Lighting is something that some DJs don’t really consider, but it can make a big difference if you get creative with it. Get some inspiration with our 6 creative DJ lighting tips.
1. What Type of Event are You Doing that Requires Lighting?
Before we steam in and get into detail about different lighting options, you need to ask yourself this question. You will obviously know the answer to it, but the point is: you need to think long and hard about what might be appropriate, and what you might need or not need. If you're DJing at a wedding in the same room where everybody has just had dinner, then you're probably not going to need a rig full of multi coloured lasers, but a bit of static up-lighting to spruce up the room when the lights go down may be just the ticket. Likewise, if you're playing in a club, you need to understand what lighting they may already have or not have, and whether they have someone operating it. Just do your homework, basically.
2. Understand What’s Out There
Just like your DJing equipment, there are many lights to choose from. In brief, here are your main options and what they look like:
Do some research on the pros and cons of each.

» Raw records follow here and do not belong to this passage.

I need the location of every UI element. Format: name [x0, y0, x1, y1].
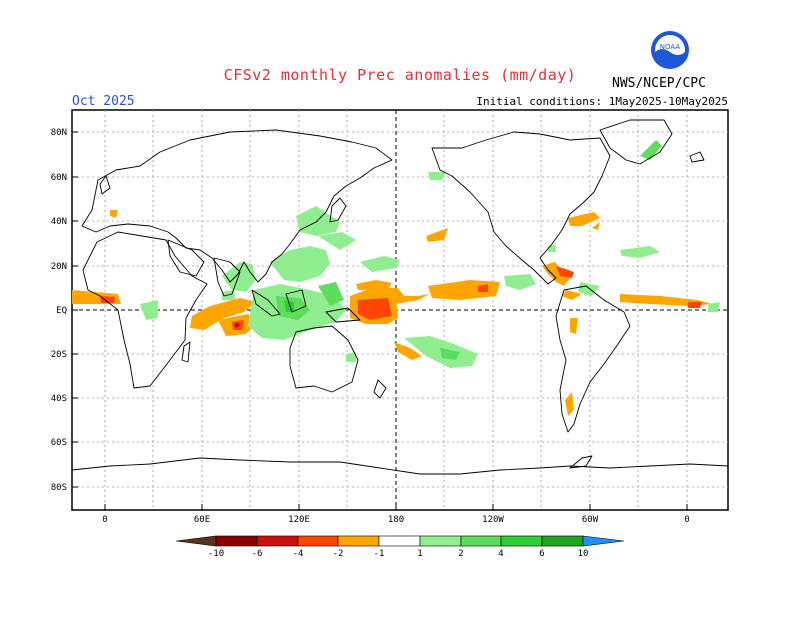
dry-anomaly-central-america [542, 262, 570, 286]
wet-anomaly-east-asia [270, 246, 330, 282]
coast-madagascar [181, 341, 191, 363]
dry-anomaly-indian-ocean [190, 298, 256, 330]
lon-label: 60W [582, 515, 599, 525]
wet-anomaly-caribbean [504, 274, 536, 290]
lat-label: 80N [51, 128, 67, 138]
logo-text: NOAA [660, 43, 681, 51]
coastlines [71, 119, 729, 475]
coast-india [213, 257, 241, 297]
org-label: NWS/NCEP/CPC [612, 76, 706, 91]
chart-title: CFSv2 monthly Prec anomalies (mm/day) [223, 66, 577, 84]
wet-anomaly-atlantic [620, 246, 660, 258]
wet-anomaly-japan [296, 206, 340, 236]
cb-label: 10 [578, 549, 589, 559]
cb-6-10 [541, 535, 584, 547]
lat-label: 60S [51, 438, 67, 448]
cb-label: 6 [539, 549, 544, 559]
coast-eurasia [81, 129, 393, 283]
forecast-month: Oct 2025 [72, 94, 135, 109]
lon-axis: 0 60E 120E 180 120W 60W 0 [102, 504, 690, 525]
lon-label: 0 [102, 515, 107, 525]
dry-core-africa-west [100, 296, 115, 303]
coast-sumatra [251, 289, 281, 317]
colorbar [175, 535, 625, 547]
lat-label: 20N [51, 262, 67, 272]
lon-label: 120E [288, 515, 310, 525]
anomaly-fields [72, 140, 720, 416]
cb-label: -4 [293, 549, 304, 559]
coast-new-guinea [325, 307, 361, 323]
lat-label: EQ [56, 306, 67, 316]
dry-anomaly-north-atlantic [568, 212, 600, 226]
noaa-logo: NOAA [651, 31, 689, 69]
coast-arabia [167, 239, 205, 277]
cb-2-4 [460, 535, 502, 547]
cb-2-1 [337, 535, 380, 547]
cb-4-6 [500, 535, 543, 547]
wet-anomaly-nw-pacific [360, 256, 400, 272]
initial-conditions: Initial conditions: 1May2025-10May2025 [476, 95, 728, 108]
dry-core-indian-ocean-center [234, 322, 240, 328]
coast-new-zealand [373, 379, 387, 399]
coast-antarctica [71, 457, 729, 475]
dry-band-pacific-north [356, 280, 392, 290]
dry-anomaly-south-pacific [394, 342, 422, 360]
coast-africa [82, 231, 208, 389]
cb-label: -6 [252, 549, 263, 559]
cb-4-2 [297, 535, 339, 547]
coast-japan [329, 197, 347, 223]
dry-anomaly-east-pacific [428, 280, 500, 300]
cb-label: -1 [374, 549, 385, 559]
lon-label: 120W [482, 515, 504, 525]
cb-6-4 [256, 535, 299, 547]
coast-north-america [431, 131, 611, 285]
coast-greenland [599, 119, 673, 165]
lat-label: 60N [51, 173, 67, 183]
lon-label: 60E [194, 515, 210, 525]
coast-uk [99, 175, 111, 195]
cb-label: 4 [498, 549, 503, 559]
coast-iceland [689, 151, 705, 163]
cb-label: -2 [333, 549, 344, 559]
colorbar-labels: -10 -6 -4 -2 -1 1 2 4 6 10 [208, 549, 589, 559]
cb-10-6 [215, 535, 258, 547]
coast-south-america [555, 285, 631, 433]
cb-label: 1 [417, 549, 422, 559]
lat-label: 20S [51, 350, 67, 360]
cb-1-2 [419, 535, 462, 547]
wet-anomaly-south-asia [222, 262, 256, 292]
cb-label: -10 [208, 549, 224, 559]
coast-australia [289, 325, 359, 393]
cb-lt-10 [175, 535, 217, 547]
lon-label: 180 [388, 515, 404, 525]
lat-label: 40S [51, 394, 67, 404]
wet-anomaly-greenland [640, 140, 662, 160]
coast-borneo [285, 289, 307, 313]
lat-label: 80S [51, 483, 67, 493]
cb-gt10 [582, 535, 625, 547]
lon-label: 0 [684, 515, 689, 525]
cb-1-1 [378, 535, 421, 547]
coast-antarctic-peninsula [569, 455, 593, 469]
lat-label: 40N [51, 217, 67, 227]
lat-axis: 80N 60N 40N 20N EQ 20S 40S 60S 80S [51, 128, 78, 493]
dry-core-central-pacific [358, 298, 392, 320]
cb-label: 2 [458, 549, 463, 559]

3. Can Your DJ Setup be Integrated?
You might be surprised. If you're DJing with software, explore what VJing options there are and how these could potentially marry up to a lighting system.

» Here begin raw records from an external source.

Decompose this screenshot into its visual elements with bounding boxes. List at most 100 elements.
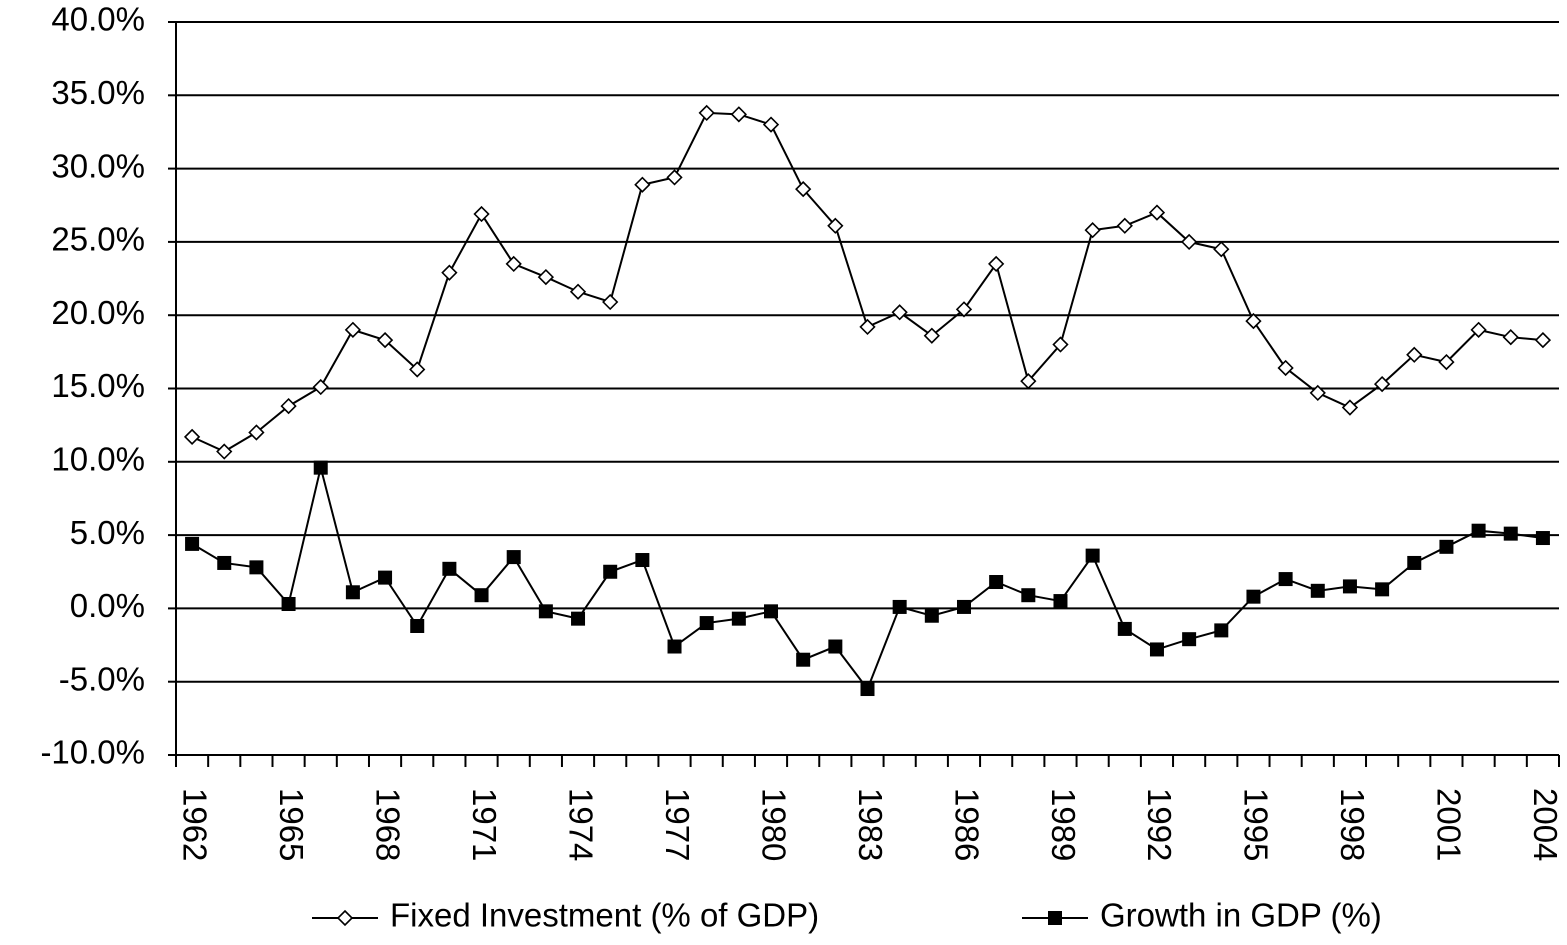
legend-marker	[336, 909, 354, 927]
point	[828, 639, 843, 654]
point	[667, 639, 682, 654]
point	[699, 616, 714, 631]
series-line	[191, 111, 1544, 453]
point	[603, 564, 618, 579]
point	[312, 378, 329, 396]
point	[1213, 241, 1230, 258]
point	[730, 106, 747, 123]
point	[955, 301, 973, 318]
point	[474, 588, 489, 603]
point	[1149, 642, 1164, 657]
point	[634, 176, 651, 193]
point	[602, 293, 619, 311]
point	[1052, 336, 1069, 353]
point	[1245, 312, 1262, 330]
point	[409, 361, 426, 378]
point	[795, 180, 812, 198]
x-tick-label: 1986	[948, 788, 985, 861]
point	[1471, 523, 1486, 538]
point	[183, 428, 201, 446]
y-tick-label: -5.0%	[59, 660, 145, 697]
y-tick-label: 5.0%	[70, 514, 145, 551]
point	[410, 618, 425, 633]
point	[956, 599, 971, 614]
x-tick-label: 2001	[1431, 788, 1468, 861]
point	[281, 597, 296, 612]
point	[280, 397, 297, 415]
point	[537, 268, 555, 286]
point	[1439, 539, 1454, 554]
point	[538, 604, 553, 619]
x-tick-label: 1971	[466, 788, 503, 861]
point	[1116, 217, 1133, 234]
x-tick-label: 1983	[852, 788, 889, 861]
point	[345, 585, 360, 600]
y-tick-label: 40.0%	[51, 1, 145, 38]
point	[1309, 384, 1326, 402]
point	[1246, 589, 1261, 604]
point	[249, 560, 264, 575]
point	[988, 255, 1005, 273]
legend-label: Fixed Investment (% of GDP)	[390, 897, 819, 934]
y-tick-label: 10.0%	[51, 441, 145, 478]
point	[892, 599, 907, 614]
point	[859, 318, 876, 336]
point	[1148, 204, 1166, 221]
y-tick-label: 35.0%	[51, 74, 145, 111]
point	[378, 570, 393, 585]
point	[731, 611, 746, 626]
x-tick-label: 1992	[1141, 788, 1178, 861]
x-tick-label: 1995	[1238, 788, 1275, 861]
point	[1502, 329, 1519, 346]
point	[1084, 222, 1101, 239]
point	[764, 604, 779, 619]
point	[441, 264, 458, 281]
point	[827, 217, 844, 234]
point	[216, 443, 233, 460]
point	[505, 255, 522, 273]
point	[1373, 375, 1391, 393]
x-tick-label: 1965	[273, 788, 310, 861]
point	[248, 424, 265, 441]
point	[1470, 321, 1487, 338]
point	[344, 321, 362, 338]
x-tick-label: 1989	[1045, 788, 1082, 861]
point	[1375, 582, 1390, 597]
point	[571, 611, 586, 626]
point	[924, 608, 939, 623]
point	[1214, 623, 1229, 638]
x-tick-label: 2004	[1527, 788, 1564, 861]
point	[635, 553, 650, 568]
point	[1310, 583, 1325, 598]
point	[1407, 555, 1422, 570]
x-tick-label: 1977	[659, 788, 696, 861]
point	[698, 104, 715, 122]
point	[1341, 399, 1359, 416]
point	[891, 304, 908, 321]
point	[1438, 353, 1455, 371]
point	[569, 283, 587, 300]
point	[1503, 526, 1518, 541]
y-tick-label: 15.0%	[51, 367, 145, 404]
point	[506, 550, 521, 565]
point	[1406, 346, 1423, 363]
point	[313, 460, 328, 475]
y-tick-label: 0.0%	[70, 587, 145, 624]
point	[1085, 548, 1100, 563]
series-line	[191, 467, 1544, 692]
y-tick-label: 20.0%	[51, 294, 145, 331]
legend-label: Growth in GDP (%)	[1100, 897, 1382, 934]
point	[217, 555, 232, 570]
point	[1180, 233, 1198, 251]
point	[1342, 579, 1357, 594]
point	[1117, 621, 1132, 636]
point	[1053, 594, 1068, 609]
x-tick-label: 1998	[1334, 788, 1371, 861]
point	[989, 575, 1004, 590]
point	[473, 205, 490, 223]
point	[923, 327, 940, 344]
legend-marker	[1048, 911, 1062, 925]
point	[1020, 373, 1037, 390]
point	[1021, 588, 1036, 603]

4. Understand Automatic Programmes V DMX Systems
In short, some lighting requires programming with a laptop/unit, and some can be set to run their programmes automatically. The key thing to consider here is just how much time you can dedicate to operating the lighting during your performance. If you mix with vinyl and spend most of your time adjusting records, then it's probably wise to use lighting that can function on its own without much fiddling. If you auto sync your mixes, then operating a load of fancy DMX units won't be a problem.
5. Remember Health & Safety
As boring as this sounds, the more advanced your lighting setup, the more likely it is that people will be in danger if something goes wrong. Rigs have a habit of falling down...make damned sure that yours doesn't. Tripods and trussing are supplied with weight limits - always make sure that your lighting units keep within these. And don't underestimate the importance of the little things like clamps. A lighting unit is always going to have to be attached to something, so remember that you'll need something strong enough to make this happen.
6. Don’t Forget Smoke
This can really help your lighting come to life, especially the lasers.